Saturday, June 5, 2010

The Library: there for you and me

That's one of the things I love the most about the library. Some visits make it harder to love than others, but still, I enjoy it. I enjoy seeing the recent immigrant adults learning English from the books in the children's room. I enjoy seeing the teenage girls check out armloads of Gossip Girl books. I like the nostalgia of the mom trying to explain to her six-year-old that there is NO WAY he's going to be able to read all of those books in a month and he has to put some back.

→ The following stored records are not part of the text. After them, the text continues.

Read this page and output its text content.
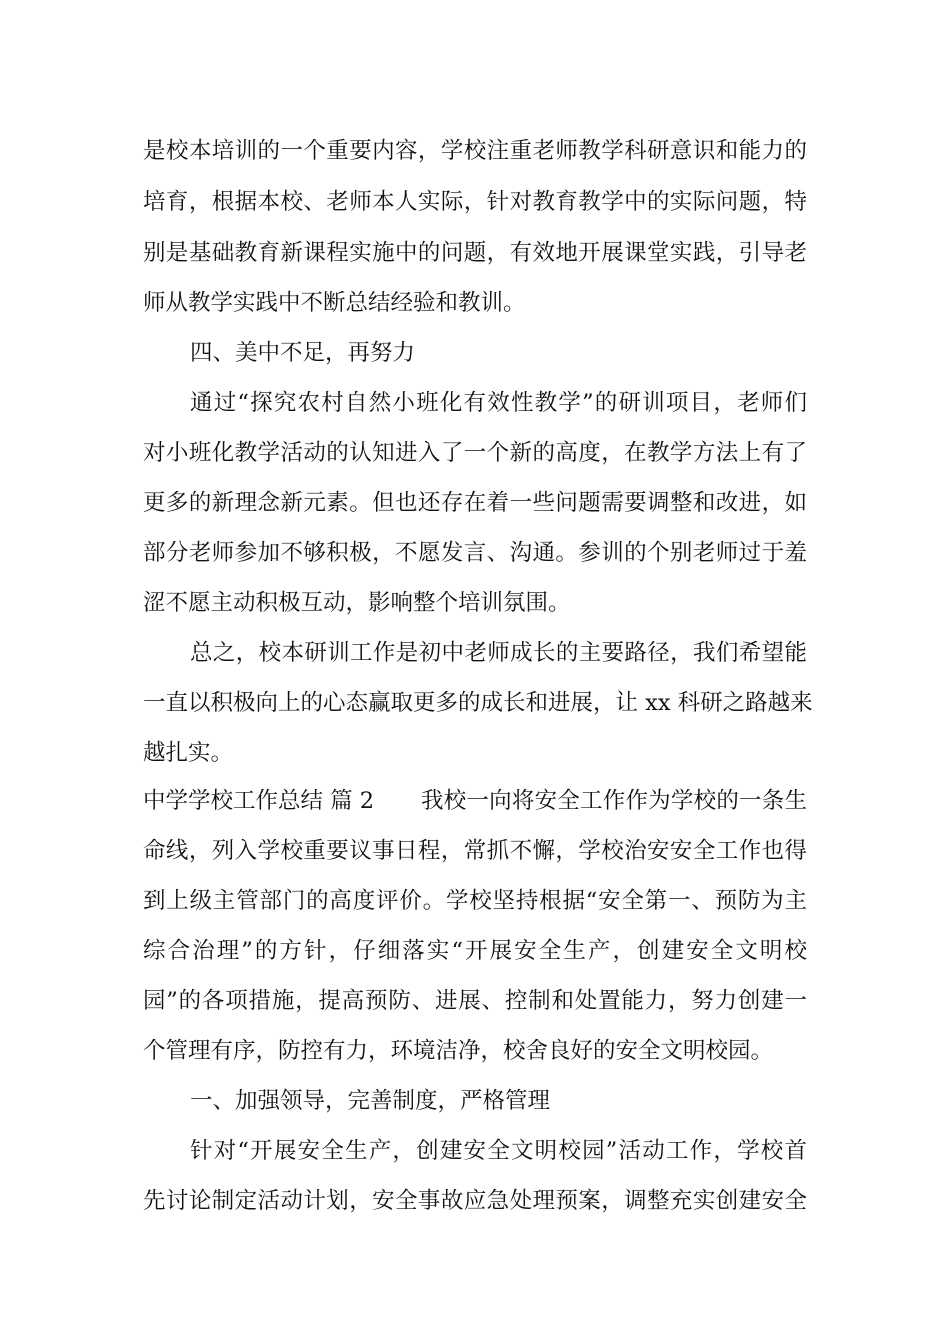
是校本培训的一个重要内容，学校注重老师教学科研意识和能力的

培育，根据本校、老师本人实际，针对教育教学中的实际问题，特

别是基础教育新课程实施中的问题，有效地开展课堂实践，引导老

师从教学实践中不断总结经验和教训。

四、美中不足，再努力

通过“探究农村自然小班化有效性教学”的研训项目，老师们

对小班化教学活动的认知进入了一个新的高度，在教学方法上有了

更多的新理念新元素。但也还存在着一些问题需要调整和改进，如

部分老师参加不够积极，不愿发言、沟通。参训的个别老师过于羞

涩不愿主动积极互动，影响整个培训氛围。

总之，校本研训工作是初中老师成长的主要路径，我们希望能

一直以积极向上的心态赢取更多的成长和进展，让 xx 科研之路越来

越扎实。

中学学校工作总结 篇 2 我校一向将安全工作作为学校的一条生

命线，列入学校重要议事日程，常抓不懈，学校治安安全工作也得

到上级主管部门的高度评价。学校坚持根据“安全第一、预防为主

综合治理”的方针，仔细落实“开展安全生产，创建安全文明校

园”的各项措施，提高预防、进展、控制和处置能力，努力创建一

个管理有序，防控有力，环境洁净，校舍良好的安全文明校园。

一、加强领导，完善制度，严格管理

针对“开展安全生产，创建安全文明校园”活动工作，学校首

先讨论制定活动计划，安全事故应急处理预案，调整充实创建安全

Free For All by Don Borchert is an insider's look at the drama that parades by the checkout desk daily. Borchert works in a branch library in the Los Angeles system, located near a public school, and he sees it all. The older woman who confesses, one day, that she loves to bake but has no audience, and wonders if she might bring her treats in for the staff. The woman who returns every year with a new last name, takes out a new card and racks up hundreds in fines, and uses the library as a babysitting service. The flying saucer man. The pervert who chats up the preteen girls doing their homework. The Great Korean Mom Fight in the parking lot.

Not all of the stories in the book are happy, of course. But it's a funny book, and uplifting in a weird way. Borchert is a very empathetic writer, especially when he's talking about some of his nuttier patrons. The book makes you glad that the library is there for people who may have no one or nothing else. It's one of the few places you can go that's not home or work where you're not expected to buy something. It's there whenever you have a question about anything in life, from: "what type of taillights does my 1992 Lincoln Mercury take?" to "why is everyone tossing my resume in the trash bin?" to "do bluebells grow well in this climate?" It cares not one whit whether you're the type to pose about ten of these questions a week, or if this is the first and last time you'll ask.

Borchert feels this way too, and though he never comes out and says it, that sentiment imbues every sentence of the book. In an era where so many people desperately cling to jobs they despise because, hey, at least they have one, it's nice to read a book by someone who genuinely loves and believes in what he does.